With the use of deep learning, researchers Yisroel Mirsky, Tom Mahler, Ilan Shelef and Yuval Elovici at Cyber Security Labs at Ben-Gurion University demonstrated in a video proof of concept (PoC) that an attacker could fool three expert radiologists by falsifying CT scans, inserting or removing lung cancer, the Washington Post reported.
“In 2018, clinics and hospitals were hit with numerous cyber attacks leading to significant data breaches and interruptions in medical services,” the researchers wrote. “Attackers can alter 3D medical scans to remove existing, or inject non-existing medical conditions. An attacker may do this to remove a political candidate/leader, sabotage/falsify research, perform murder/terrorism, or hold data ransom for money.”
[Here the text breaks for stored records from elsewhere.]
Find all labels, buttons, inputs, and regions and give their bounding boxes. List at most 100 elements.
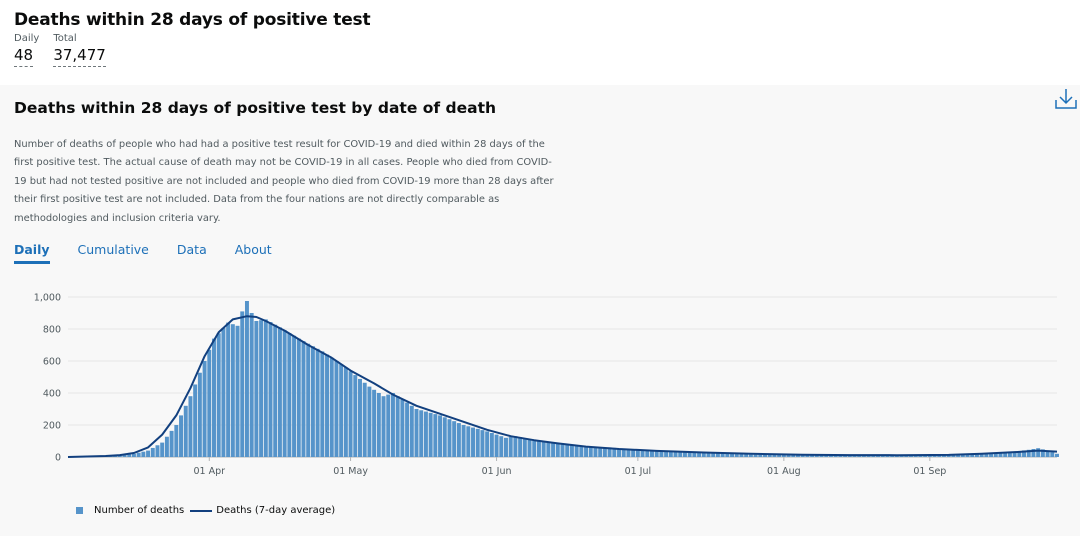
bar-deaths xyxy=(909,455,913,457)
bar-deaths xyxy=(551,442,556,457)
bar-deaths xyxy=(254,321,259,457)
bar-deaths xyxy=(527,439,532,457)
daily-metric[interactable]: Daily 48 xyxy=(14,33,39,67)
bar-deaths xyxy=(1012,451,1017,457)
tab-data[interactable]: Data xyxy=(176,242,207,257)
bar-deaths xyxy=(518,437,523,457)
bar-deaths xyxy=(763,454,767,457)
bar-deaths xyxy=(536,441,541,457)
bar-deaths xyxy=(711,453,716,457)
tab-cumulative[interactable]: Cumulative xyxy=(77,242,149,257)
tab-about[interactable]: About xyxy=(234,242,272,257)
bar-deaths xyxy=(541,441,546,457)
x-tick-label: 01 Aug xyxy=(767,466,801,477)
bar-deaths xyxy=(725,453,730,457)
bar-deaths xyxy=(579,446,584,457)
bar-deaths xyxy=(899,455,904,457)
bar-deaths xyxy=(569,445,574,457)
bar-deaths xyxy=(739,454,744,457)
bar-deaths xyxy=(400,399,405,457)
bar-deaths xyxy=(268,322,273,457)
bar-deaths xyxy=(781,454,786,457)
bar-deaths xyxy=(428,412,433,457)
bar-deaths xyxy=(1031,449,1036,457)
daily-label: Daily xyxy=(14,33,40,44)
bar-deaths xyxy=(659,451,664,457)
y-tick-label: 200 xyxy=(43,421,61,432)
bar-deaths xyxy=(555,443,560,457)
total-label: Total xyxy=(53,33,77,44)
bar-deaths xyxy=(423,411,428,457)
bar-deaths xyxy=(861,455,866,457)
bar-deaths xyxy=(574,446,579,457)
bar-deaths xyxy=(810,455,815,457)
bar-deaths xyxy=(598,447,603,457)
bar-deaths xyxy=(1045,450,1050,457)
bar-deaths xyxy=(1036,448,1041,457)
bar-deaths xyxy=(635,450,640,457)
tab-daily[interactable]: Daily xyxy=(14,242,50,264)
bar-deaths xyxy=(588,447,593,457)
line-7day-average xyxy=(67,315,1058,458)
bar-deaths xyxy=(876,455,881,457)
bar-deaths xyxy=(682,452,687,457)
download-icon[interactable] xyxy=(1055,88,1077,110)
bar-deaths xyxy=(146,450,151,457)
bar-deaths xyxy=(395,396,400,457)
bar-deaths xyxy=(438,415,443,457)
bar-deaths xyxy=(249,313,254,457)
bar-deaths xyxy=(805,455,810,457)
bar-deaths xyxy=(315,348,320,457)
total-value[interactable]: 37,477 xyxy=(53,45,106,67)
x-tick-label: 01 Apr xyxy=(194,466,226,477)
bar-deaths xyxy=(188,396,193,457)
bar-deaths xyxy=(240,311,245,457)
bar-deaths xyxy=(730,453,735,457)
bar-deaths xyxy=(819,455,824,457)
bar-deaths xyxy=(843,455,848,457)
bar-deaths xyxy=(339,364,344,457)
bar-deaths xyxy=(174,425,179,457)
bar-deaths xyxy=(744,454,749,457)
bar-deaths xyxy=(433,414,438,457)
bar-deaths xyxy=(513,436,518,457)
bar-deaths xyxy=(1007,452,1012,457)
bar-deaths xyxy=(259,320,264,457)
bar-deaths xyxy=(612,447,617,457)
bar-deaths xyxy=(965,454,970,457)
summary-header: Deaths within 28 days of positive test D… xyxy=(14,10,371,67)
bar-deaths xyxy=(287,333,292,457)
bar-deaths xyxy=(358,378,362,457)
bar-deaths xyxy=(631,449,636,457)
bar-deaths xyxy=(230,324,235,457)
daily-value[interactable]: 48 xyxy=(14,45,34,67)
bar-deaths xyxy=(376,393,381,457)
bar-deaths xyxy=(499,436,504,457)
bar-deaths xyxy=(475,428,480,457)
bar-deaths xyxy=(235,325,240,457)
bar-deaths xyxy=(847,455,852,457)
bar-deaths xyxy=(974,453,979,457)
bar-deaths xyxy=(461,425,466,457)
bar-deaths xyxy=(546,442,551,457)
bar-deaths xyxy=(617,448,621,457)
bar-deaths xyxy=(791,454,796,457)
total-metric[interactable]: Total 37,477 xyxy=(53,33,106,67)
bar-deaths xyxy=(890,455,895,457)
bar-deaths xyxy=(122,454,127,457)
bar-deaths xyxy=(814,455,819,457)
bar-deaths xyxy=(466,426,471,457)
bar-deaths xyxy=(894,455,899,457)
bar-deaths xyxy=(565,444,570,457)
bar-deaths xyxy=(654,451,659,457)
bar-deaths xyxy=(941,455,946,457)
bar-deaths xyxy=(560,444,565,457)
bar-deaths xyxy=(164,436,169,457)
bar-deaths xyxy=(956,454,961,457)
bar-deaths xyxy=(923,455,928,457)
bar-deaths xyxy=(471,427,475,457)
bar-deaths xyxy=(367,386,372,457)
legend-line-label: Deaths (7-day average) xyxy=(216,505,336,516)
bar-deaths xyxy=(1055,453,1059,457)
bar-deaths xyxy=(508,437,513,457)
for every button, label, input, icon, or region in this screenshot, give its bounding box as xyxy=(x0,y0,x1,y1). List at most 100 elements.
Using a test dummy to highlight the vulnerabilities in picture archiving and communication systems (PACS), researchers demonstrated that 98% of the times they injected or removed solid pulmonary nodules, they were able to fool radiologists and state-of-the-art artificial intelligence (AI).
“I was quite shocked,” Nancy Boniel, a radiologist in Canada who participated in the study, told the Washington Post. “I felt like the carpet was pulled out from under me, and I was left without the tools necessary to move forward.”
According to the PoC, researchers built a man-in-the-middle device to use the method of attack that penetration testers demonstrated in a hospital. The researchers gained access to the radiologist’s workstation and the CT scanner room after the cleaning staff opened the door for them. In a matter of 30 seconds, they installed a device running a fake malware designed to inject or remove images.
Once installed, the attackers returned to the waiting room, where they had remote wireless access and were able to intercept and manipulate CT scans, which were not encrypted.